KEDIRI – Proses jual beli tanah yang semestinya berakhir dengan kepastian hukum justru berujung laporan pidana. Seorang warga Kota Kediri, Maria Candra Mulyaning Purwati, melaporkan seorang notaris ke Polres Kediri Kota setelah proses Akta Jual Beli atau AJB dan balik nama sertifikat yang dipercayakan sejak tahun lalu disebut tak kunjung selesai.
Laporan tersebut diterima Satreskrim Polres Kediri Kota pada Sabtu, 30 Mei. Notaris yang dilaporkan berinisial DM dan diketahui berkantor di Jalan Dr. Saharjo, Kota Kediri. Saat ini, perkara tersebut masih berada dalam tahap penyelidikan.
Kuasa hukum pelapor, Arivo Yunus Prasetyo, menjelaskan bahwa persoalan bermula pada Juli 2024. Saat itu, kliennya melakukan transaksi jual beli tanah dan bangunan.
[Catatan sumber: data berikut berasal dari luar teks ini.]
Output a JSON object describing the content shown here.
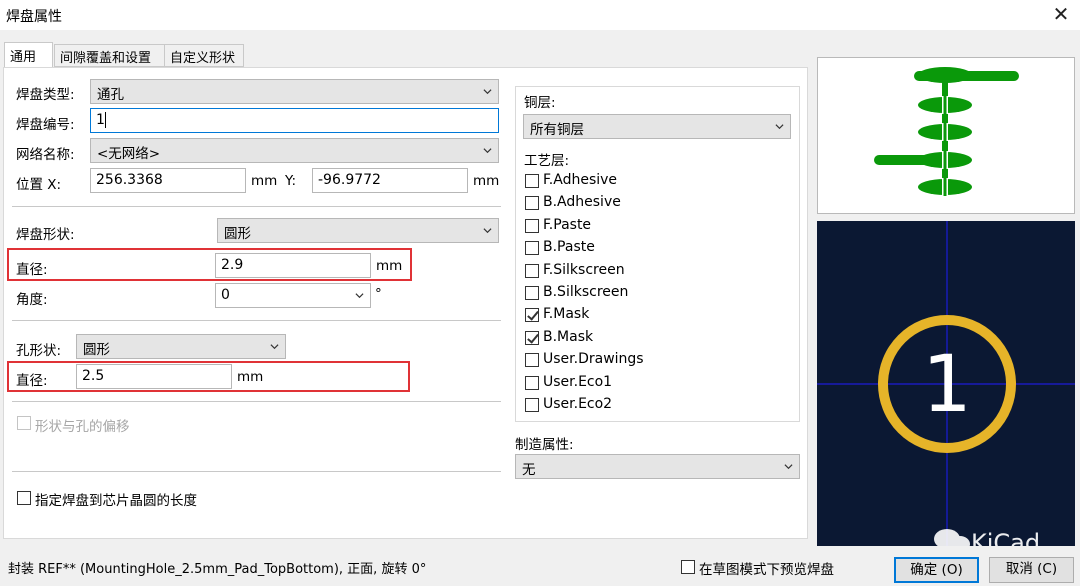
{
  "window": {
    "title": "焊盘属性",
    "close_glyph": "✕"
  },
  "tabs": [
    {
      "label": "通用",
      "active": true
    },
    {
      "label": "间隙覆盖和设置",
      "active": false
    },
    {
      "label": "自定义形状",
      "active": false
    }
  ],
  "general": {
    "pad_type_label": "焊盘类型:",
    "pad_type_value": "通孔",
    "pad_number_label": "焊盘编号:",
    "pad_number_value": "1",
    "net_label": "网络名称:",
    "net_value": "<无网络>",
    "position_x_label": "位置 X:",
    "position_x_value": "256.3368",
    "position_x_unit": "mm",
    "position_y_label": "Y:",
    "position_y_value": "-96.9772",
    "position_y_unit": "mm",
    "pad_shape_label": "焊盘形状:",
    "pad_shape_value": "圆形",
    "diameter_label": "直径:",
    "diameter_value": "2.9",
    "diameter_unit": "mm",
    "angle_label": "角度:",
    "angle_value": "0",
    "angle_unit": "°",
    "hole_shape_label": "孔形状:",
    "hole_shape_value": "圆形",
    "hole_diameter_label": "直径:",
    "hole_diameter_value": "2.5",
    "hole_diameter_unit": "mm",
    "offset_label": "形状与孔的偏移",
    "offset_checked": false,
    "die_length_label": "指定焊盘到芯片晶圆的长度",
    "die_length_checked": false
  },
  "layers": {
    "copper_label": "铜层:",
    "copper_value": "所有铜层",
    "tech_label": "工艺层:",
    "items": [
      {
        "label": "F.Adhesive",
        "checked": false
      },
      {
        "label": "B.Adhesive",
        "checked": false
      },
      {
        "label": "F.Paste",
        "checked": false
      },
      {
        "label": "B.Paste",
        "checked": false
      },
      {
        "label": "F.Silkscreen",
        "checked": false
      },
      {
        "label": "B.Silkscreen",
        "checked": false
      },
      {
        "label": "F.Mask",
        "checked": true
      },
      {
        "label": "B.Mask",
        "checked": true
      },
      {
        "label": "User.Drawings",
        "checked": false
      },
      {
        "label": "User.Eco1",
        "checked": false
      },
      {
        "label": "User.Eco2",
        "checked": false
      }
    ],
    "fab_label": "制造属性:",
    "fab_value": "无"
  },
  "preview": {
    "pad_number": "1",
    "bg_color": "#0b1833",
    "ring_color": "#e6b429",
    "crosshair_color": "#1c1cd8",
    "stack_color": "#0a990a",
    "watermark": "KiCad"
  },
  "footer": {
    "status": "封装 REF** (MountingHole_2.5mm_Pad_TopBottom), 正面, 旋转 0°",
    "sketch_label": "在草图模式下预览焊盘",
    "sketch_checked": false,
    "ok_label": "确定 (O)",
    "cancel_label": "取消 (C)"
  }
}
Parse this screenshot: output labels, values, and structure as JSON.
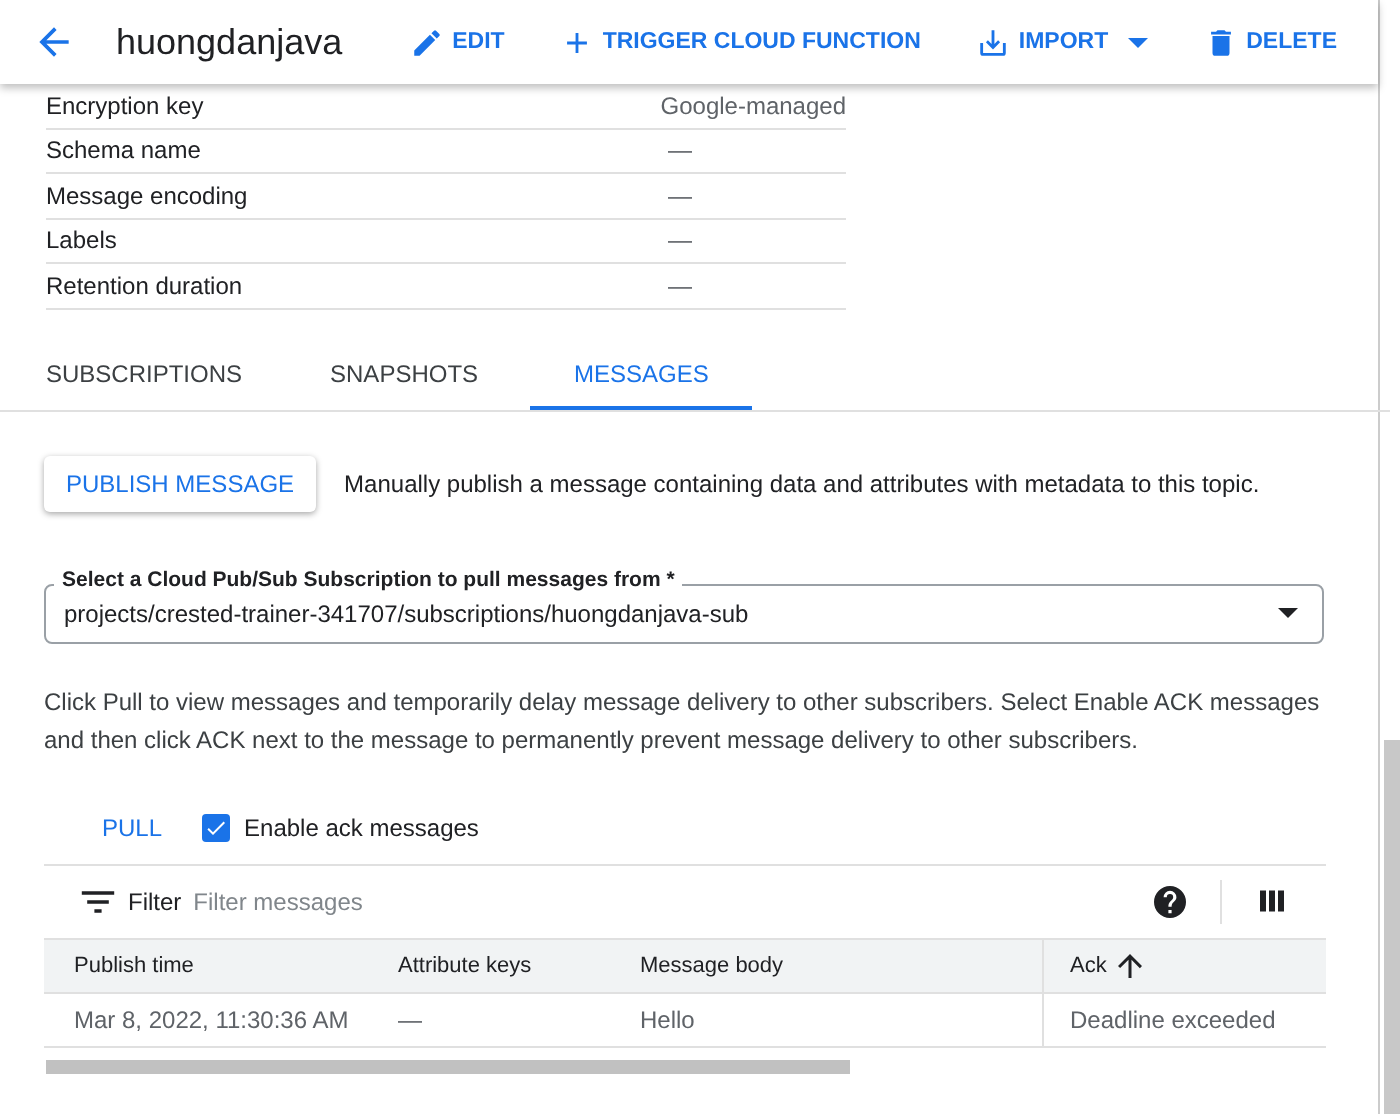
{
  "header": {
    "title": "huongdanjava",
    "actions": [
      {
        "kind": "edit",
        "label": "EDIT"
      },
      {
        "kind": "add",
        "label": "TRIGGER CLOUD FUNCTION"
      },
      {
        "kind": "import",
        "label": "IMPORT"
      },
      {
        "kind": "delete",
        "label": "DELETE"
      }
    ]
  },
  "properties": [
    {
      "label": "Encryption key",
      "value": "Google-managed"
    },
    {
      "label": "Schema name",
      "value": "—"
    },
    {
      "label": "Message encoding",
      "value": "—"
    },
    {
      "label": "Labels",
      "value": "—"
    },
    {
      "label": "Retention duration",
      "value": "—"
    }
  ],
  "tabs": [
    {
      "label": "SUBSCRIPTIONS",
      "selected": false
    },
    {
      "label": "SNAPSHOTS",
      "selected": false
    },
    {
      "label": "MESSAGES",
      "selected": true
    }
  ],
  "publish": {
    "button": "PUBLISH MESSAGE",
    "description": "Manually publish a message containing data and attributes with metadata to this topic."
  },
  "subscription_select": {
    "label": "Select a Cloud Pub/Sub Subscription to pull messages from *",
    "value": "projects/crested-trainer-341707/subscriptions/huongdanjava-sub"
  },
  "help_text": "Click Pull to view messages and temporarily delay message delivery to other subscribers. Select Enable ACK messages and then click ACK next to the message to permanently prevent message delivery to other subscribers.",
  "pull": {
    "button": "PULL",
    "checkbox": {
      "label": "Enable ack messages",
      "checked": true
    }
  },
  "filter": {
    "label": "Filter",
    "placeholder": "Filter messages"
  },
  "table": {
    "columns": [
      {
        "label": "Publish time",
        "sorted": false
      },
      {
        "label": "Attribute keys",
        "sorted": false
      },
      {
        "label": "Message body",
        "sorted": false
      },
      {
        "label": "Ack",
        "sorted": true
      }
    ],
    "rows": [
      [
        "Mar 8, 2022, 11:30:36 AM",
        "—",
        "Hello",
        "Deadline exceeded"
      ]
    ]
  }
}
Setelah terjadi kesepakatan antara penjual dan pembeli, pengurusan administrasi AJB hingga balik nama sertifikat diserahkan kepada pihak notaris.
Menurut Arivo, pada Februari 2025, kliennya menyerahkan Sertifikat Hak Milik atau SHM asli untuk diproses lebih lanjut. Namun, hingga lebih dari satu tahun berjalan, proses AJB maupun balik nama disebut belum juga selesai.
“Pada Februari 2025, korban menyerahkan Sertifikat Hak Milik asli untuk diproses. Namun hingga kini, proses AJB maupun balik nama disebut belum kunjung diselesaikan,” ujar Arivo.
Merasa proses berjalan tidak jelas, korban kemudian mendatangi Badan Pertanahan Nasional atau BPN Kota Kediri untuk melakukan pengecekan. Dari hasil pengecekan tersebut, diketahui bahwa sertifikat hanya diproses menjadi sertifikat elektronik. Sementara itu, pengajuan AJB dan balik nama disebut belum pernah dilakukan.
Upaya penyelesaian secara kekeluargaan sempat ditempuh. Korban melalui kuasa hukumnya telah melayangkan dua kali somasi kepada pihak notaris. Somasi tersebut berisi permintaan agar sertifikat dikembalikan atau proses administrasi yang menjadi tanggung jawab notaris segera diselesaikan.
Namun, menurut Arivo, hingga batas waktu yang diberikan, tidak ada penyelesaian sesuai harapan. Ia juga menyebut bahwa dalam salah satu pertemuan, kliennya justru diminta membayar uang tambahan sebesar Rp7,5 juta, meskipun pekerjaan pokok belum rampung.
“Saat bertemu, yang terjadi justru diminta membayar Rp7,5 juta, sementara pekerjaan pokok belum diselesaikan. Bahkan klien juga diminta menandatangani lembar kosong yang kami duga sebagai cara pemalsuan dokumen,” kata Arivo.
Atas kondisi tersebut, pihak korban akhirnya menempuh jalur hukum. Laporan pidana dilayangkan karena sertifikat milik kliennya disebut belum kembali dan proses administrasi yang dijanjikan tidak kunjung selesai.
“Kami meminta penyidik mengusut secara profesional dan memberikan kepastian hukum bagi klien kami,” ujar Arivo.
Kasus ini semakin menjadi perhatian setelah muncul informasi bahwa dalam beberapa hari terakhir, sejumlah orang juga sempat mendatangi kantor notaris tersebut. Mereka disebut meminta kejelasan terkait dokumen yang sebelumnya dititipkan.
Arivo mengaku mendapatkan informasi bahwa korban dalam perkara serupa diduga tidak hanya satu orang. Salah satunya disebut berasal dari Kecamatan Kandat.
“Selain klien kami, saya dapat info memang korbannya bukan hanya satu saja. Dari yang saya tahu, ada warga Kecamatan Kandat juga jadi korban,” terang Arivo.
Sementara itu, Kasat Reskrim Polres Kediri Kota AKP Achmad Elyasarif Martadinata membenarkan bahwa laporan tersebut telah diterima penyidik. Menurutnya, perkara ini masih dalam proses penyelidikan.
“Laporan sudah kami terima dan saat ini masih dalam tahap penyelidikan,” katanya.
Hingga berita ini diturunkan, pihak notaris yang dilaporkan belum memberikan tanggapan. Upaya konfirmasi melalui berbagai jalur komunikasi juga belum mendapatkan respons.
Perkara ini menjadi sorotan karena berkaitan dengan Sertifikat Hak Milik yang merupakan dokumen penting dalam kepemilikan tanah. Polisi kini masih mendalami keterangan pelapor, dokumen pendukung, serta pihak-pihak terkait untuk memastikan ada atau tidaknya unsur pidana dalam kasus tersebut.